I was a lawyer, having taken up a second career once I moved to Canada. I was distressed that it took the lawyers and these few faculty to come forward before more joined the protest.

I resolved to do what I could. The students are so courageous, I told myself. What am I waiting for? Only for something good to happen? I felt distracted. I didn’t feel I was present in Vancouver.

I spoke again with a former colleague at Dhaka University, now at UBC studying for her doctorate, about how we could support the students. She had notified me earlier in the month about a protest to be held in front of the UBC bookstore, but notice had been too short for me to find a sighted guide.

“You have a voice, Rumana,” she said. “Use it.”
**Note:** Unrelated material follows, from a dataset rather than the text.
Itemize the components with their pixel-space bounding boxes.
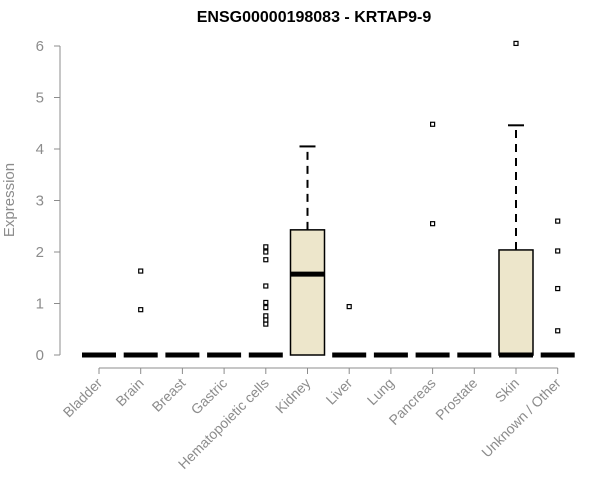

Then came a turning point for me.

I got a call from Dhaka from a former student. Thirteen years ago, he was among students who heard that the teacher who lay grievously injured and blinded from a vicious assault by her husband and lay helpless in hospital, was me, and that my husband, eight days after the attack, was not being pursued by police. Those students rallied to patrol the hospital lobby lest my husband or his supporters, who had influential connections to the government, came to harm me further.

“Ma’am,” my former student said, “our protest was just to ask to reduce the quota. Then came the government crackdown. We know we cannot back down. There is no return. There is no other way; it is freedom or death. If we die, please tell the world, that we students didn’t hurt anyone, that we didn’t want to harm anyone.” He asked me not to reveal his name.

I had to show my solidarity. After all, the widespread public outrage at the assault on me precisely because it had happened to a teacher at Dhaka University had put my name and plight in international headlines.

That morning, Friday, Aug. 2, the start of the long weekend, I booked a flight to Dhaka, for Aug. 15.

Events moved quickly. On Aug. 5, Sheikh Hasina resigned and fled the country. Still, I kept my reservation. When I told my teenage daughter, Anusheh, that I was going, she burst into tears. “What if something happens to you?” she asked. I told her that she needed to be brave, just as the students were.

Ultimately, I decided – for now – to cancel my flight. I told Anusheh that there was a lesson in the courage of students in Bangladesh. They were a model for the past, present and future of Bangladesh, in standing up for what is right.

I want a Bangladesh where people will be able to express their opinions without fear. A democracy which is functioning and credible. Where everyone will work toward achieving the freedoms the students dreamed of, and were prepared to die for.